After a request for comment from the Review-Journal, court administration said late Friday that security located at the nearby loading dock had been adjusted “to monitor both doors or an additional security guard will be stationed to secure the doors” if they do not function properly in the future.
Without security, the doors could be accessed by any of the 8,000 people who visit the courthouse daily. The doors lead directly to two Las Vegas justices of the peace chambers on the first floor, William Kephart and Janiece Marshall.
The doors also lead to an elevator that goes to secured levels of the courthouse for Supreme Court justices, District Court judges, other Las Vegas justices of the peace and Las Vegas Municipal Court judges and their staff. While the elevator is also protected by a functioning secured door, that door is often left open, as observed by a Review-Journal reporter.
Security concerns at the courthouse reached a boiling point last week after judges and the public learned that Justice of the Peace Eric Goodman may have been attacked Dec. 15 while jogging at a Summerlin Park earlier this month.
While Las Vegas police don’t yet know what caused Goodman to suffer a severe head injury — he also may have fallen or suffered a medical episode — investigators have not ruled out the possibility that he was targeted and attacked.

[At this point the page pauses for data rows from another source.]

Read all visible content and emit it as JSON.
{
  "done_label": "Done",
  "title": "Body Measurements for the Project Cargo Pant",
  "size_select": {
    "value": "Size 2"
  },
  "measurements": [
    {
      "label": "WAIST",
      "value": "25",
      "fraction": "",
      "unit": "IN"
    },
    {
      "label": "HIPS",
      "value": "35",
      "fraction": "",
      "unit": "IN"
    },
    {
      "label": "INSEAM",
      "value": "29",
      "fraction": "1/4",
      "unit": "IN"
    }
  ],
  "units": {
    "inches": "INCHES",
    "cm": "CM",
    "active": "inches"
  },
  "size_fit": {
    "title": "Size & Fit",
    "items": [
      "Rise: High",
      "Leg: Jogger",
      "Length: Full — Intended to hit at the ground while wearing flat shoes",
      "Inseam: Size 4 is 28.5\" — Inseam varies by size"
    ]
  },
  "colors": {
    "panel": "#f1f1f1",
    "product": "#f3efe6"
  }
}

Police said they did not tell judges about what happened to Goodman for nearly two weeks because they were not sure if it was the result of a crime.
Security concerns have been an ongoing issue at the Regional Justice Center in recent years.
In 2010, the Clark County Commission approved spending $60,000 to correct flaws in the camera system at the Regional Justice Center.
The money was used to install nine exterior cameras to make up for blind spots.
The camera issue came to light after a Review-Journal story revealed obstructions to cameras outside the main entrance and at a parking lot across the street from a private rear entrance.
In 2012, the County Commission authorized the hiring of eight new court marshals because there were not enough to staff security scanners at the entrances to the courthouse, creating lengthy lines for courthouse visitors, jurors and lawyers.
The Regional Justice Center opened in October 2005 but was designed before the terrorist attacks of Sept. 11, 2001. After the attacks, the nation became more vigilant about protecting public buildings.
Las Vegas Justice Court, Municipal Court, District Court and the Nevada Supreme Court all are housed in the building. So are the offices of the city attorney and district attorney.